# Ziektes & Aandoeningen > Keel, neus, oor >  Doofheid aan één oor

## Kambiklein

een enkele dag na het zwemmen in zee verslechterde het gehoor van het rechteroor. 

Vraag: Is zeewater de oorzaak?

----------


## Elisabeth9

Hallo Kambiklein:  :Embarrassment: 

Zeewater de oorzaak? dat weet ik eigenlijk niet...als je ene oor wat suist of je hoort er niet goed mee dan heeft dat een "andere" oorzaak!!!! ( soms een prop in het oor) ik krijg het al als ik mijn haren was, dus doe ik tegenwoordig vette watten in mijn oren, deze koop je bij de drogist...in het verleden heb ik regelmatig mijn oren laten uitspuiten...ook kun je nog neusdruppels proberen als je gehoor niet goed is, soms kan het de pijn en de druk op je oor "verlichten"...mocht je er niet uitkomen, dan adviseer ik jou om een afspraak te maken met de "huisarts"...die kan je meer vertellen en dan ben je gerustgesteld en weet je meer!!!! Succes ermee....oren zijn heel belangrijk, dus wees er zuinig op...ik kan veel benoemen maar dat heeft geen zin...want dan heb ik nog meer vragen en op afstand kan ik het niet zien of inschatten...maar ik weet er wel iets van.....

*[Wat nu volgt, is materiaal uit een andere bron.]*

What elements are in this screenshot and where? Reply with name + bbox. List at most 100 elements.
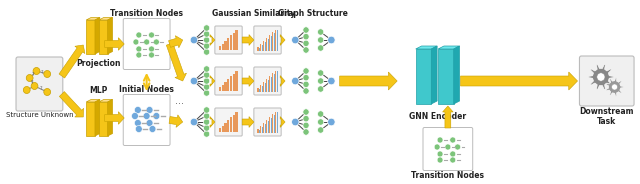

een tip die ikzelf eens gekregen heb van een "duitse arts" . :Embarrassment: ..ga met je zere oor voor een infra rode lamp zitten...10 min....een metertje er vanaf meen ik..( zie gebruiksaanwijzing op de doos voor de minimale afstand)  :Smile:  ik vindt het fijn aanvoelen maar dat is persoonlijk...
prettige dag verder....
Groeten van Elisabeth  :Wink:

----------


## Kambiklein

:Smile: Hartelijk dank Elisabeth9 voor de aanwijzingen. Ik heb gisteren met een stukje tandenstoker in het oor een stukje vuiligheid verwijderd, inderdaad zoals je dat ook hebt ervaren. De doofheid verdween niet.Vanmorgen echter toen ik op het buitenlipje drukte hoorde ik "pang" :EEK!:  en weg was de doofheid.....fantastisch!

Mvrgr

Kambiklein

----------


## Elisabeth9

Hoi jij daar...Kambiklein  :Big Grin: 

Wat fijn dat je oor openknapte, heerlijk om te horen he? ik heb soms veel gedoe met mijn oren maar er is meestal wel een oplossing!!!
och ja nog even dit....liever "niet" in je oren prutsen met een tandenstoker of wattenstaaf...ook ik heb dat in het verleden gedaan...het risico is groot dat je iets "doorboort" en stuk maakt...niet meer doen...dan kun je beter met de punt van een zakdoek het schoonmaken...ook als je enorm moet gapen wil nog wel eens helpen...en wat dacht je van de druk op je oren als je in een vliegtuig zit terwijl deze opstijgt.....1 advies...neusdruppels inspuiten voor het stijgen, en eventueel ook met de landing in het land waar je heen gaat....fijne dag verder, fijn dat je het nog even laat weten...maar let op, het kan vaker gebeuren...om oorsmeer te hebben is goed, maar bij teveel kunnen ze het uitspuiten...in dat geval moet je 2 dagen voor die tijd wat gaan druppelen in het oor, om het "losser/weker" te maken!!! maar nu is dat niet nodig.....succes verder...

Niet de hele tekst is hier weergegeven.